Now there’s a ray of hope for employers that have been victimized by such frivolous lawsuits. A January decision by the Appellate Division of the Superior Court of New Jersey may help employers recover attorneys’ fees and costs. In the case of Michael v. Robert Wood Johnson University Hospital, the court interpreted the “bad faith” circumstances under which employers that have won New Jersey Law Against Discrimination (NJLAD) cases can recover some of the money they spent defending themselves.

While the Appellate Division cautioned that a court may take into account the economic circumstances of the unsuccessful plaintiff, this decision may provide some measure of respite to employers that are faced with discrimination cases brought in bad faith.

A ‘bad faith’ claim

Alice Michael worked part-time at the Robert Wood Johnson University Hospital for approximately 20 years. Her complaints began shortly after her supervisor initiated a change in the vacation policy. Michael objected to a new rule that said employees requesting vacation more than 35 days in advance had to arrange for someone else to cover their shifts.

This change prompted Michael to file a lawsuit alleging a host of wrongs committed by the hospital—that she was the victim of age discrimination, a hostile work environment, breach of contract and retaliation.

In support of her age discrimination claim, Michael argued that she had not been reimbursed for tuition for two courses, while younger employees had been paid back. But the evidence showed the hospital had in fact reimbursed Michael for more than 30 courses over the years. Michael also complained that the hospital changed its performance evaluation form and her job description. Michael, however, did not suffer any adverse employment action, and instead received every scheduled raise, lost no opportunities for advancement and was never suspended or received any disciplinary action. As to the vacation policy dispute that apparently started it all, Michael admitted the new policy uniformly applied to all members of her department.

All in all, Michael did not present a convincing case in any respect. The court dismissed her case, a ruling that an appeals court upheld.

Talk about reimbursement!

The hospital then asked the court to award attorneys’ fees pursuant to New Jersey’s frivolous claims statute and the NJLAD, which provide for recovery of reasonable attorneys’ fees and costs if the plaintiff’s case was brought in bad faith.

The court agreed with the employer and awarded counsel fees. The Appellate Division reversed and returned the matter back to the trial court to determine whether or not Michael acted in bad faith in bringing her case.

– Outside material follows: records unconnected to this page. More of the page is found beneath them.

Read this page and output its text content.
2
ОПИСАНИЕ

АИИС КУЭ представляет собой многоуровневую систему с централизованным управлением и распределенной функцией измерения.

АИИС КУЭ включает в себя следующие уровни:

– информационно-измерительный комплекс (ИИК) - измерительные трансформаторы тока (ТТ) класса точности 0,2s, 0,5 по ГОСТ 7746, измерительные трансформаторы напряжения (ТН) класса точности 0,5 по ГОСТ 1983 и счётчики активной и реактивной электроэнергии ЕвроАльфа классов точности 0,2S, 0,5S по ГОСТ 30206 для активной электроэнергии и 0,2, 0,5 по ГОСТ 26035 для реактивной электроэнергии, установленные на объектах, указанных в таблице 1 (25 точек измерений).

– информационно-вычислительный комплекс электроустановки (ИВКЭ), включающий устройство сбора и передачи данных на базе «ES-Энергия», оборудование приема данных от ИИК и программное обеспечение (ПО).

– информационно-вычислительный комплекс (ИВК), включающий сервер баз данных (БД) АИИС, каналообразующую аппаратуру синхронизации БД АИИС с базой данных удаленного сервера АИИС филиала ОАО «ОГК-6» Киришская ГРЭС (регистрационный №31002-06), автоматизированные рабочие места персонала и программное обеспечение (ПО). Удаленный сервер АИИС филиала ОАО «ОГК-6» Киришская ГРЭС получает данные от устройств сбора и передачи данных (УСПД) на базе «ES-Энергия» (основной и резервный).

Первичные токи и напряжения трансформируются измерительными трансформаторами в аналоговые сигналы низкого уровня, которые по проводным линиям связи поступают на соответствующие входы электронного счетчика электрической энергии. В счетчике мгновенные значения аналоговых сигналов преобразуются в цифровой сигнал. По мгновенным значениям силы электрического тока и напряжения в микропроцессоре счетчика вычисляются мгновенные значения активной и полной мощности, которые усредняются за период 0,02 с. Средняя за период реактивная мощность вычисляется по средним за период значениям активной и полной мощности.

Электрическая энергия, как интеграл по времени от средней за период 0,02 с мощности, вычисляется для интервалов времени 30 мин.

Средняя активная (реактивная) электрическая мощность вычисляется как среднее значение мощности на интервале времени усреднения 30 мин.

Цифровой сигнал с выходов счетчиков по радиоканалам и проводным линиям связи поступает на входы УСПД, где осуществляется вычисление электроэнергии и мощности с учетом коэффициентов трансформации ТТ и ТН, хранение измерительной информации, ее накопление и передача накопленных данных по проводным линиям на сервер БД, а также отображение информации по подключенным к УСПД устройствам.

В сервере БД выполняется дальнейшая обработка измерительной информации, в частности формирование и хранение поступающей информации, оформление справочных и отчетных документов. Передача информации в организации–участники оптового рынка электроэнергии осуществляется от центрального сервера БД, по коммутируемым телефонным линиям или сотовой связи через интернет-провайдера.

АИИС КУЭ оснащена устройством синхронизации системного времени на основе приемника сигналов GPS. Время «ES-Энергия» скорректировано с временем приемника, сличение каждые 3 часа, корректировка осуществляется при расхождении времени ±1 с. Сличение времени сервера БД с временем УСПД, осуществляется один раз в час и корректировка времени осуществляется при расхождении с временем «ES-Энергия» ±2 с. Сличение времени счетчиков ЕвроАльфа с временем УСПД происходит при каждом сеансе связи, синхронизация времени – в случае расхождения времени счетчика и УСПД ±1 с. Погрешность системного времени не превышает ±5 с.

The Appellate Division found that bad faith would require a showing of “a reckless disregard or purposeful obliviousness of the known facts.” The Appellate Division instructed the trial court to consider the extent to which a plaintiff has the ability to pay an award of counsel fees, and also the extent to which a plaintiff pursued the matter because of her own views or desires or relied, either exclusively or partially, upon the advice of counsel.

The Appellate Division cautioned, however, that an award of attorneys’ fees to an employer must be balanced against the strong policy in New Jersey against inhibiting the ability of a plaintiff to file a meritorious civil rights action without fear of suffering a fee award.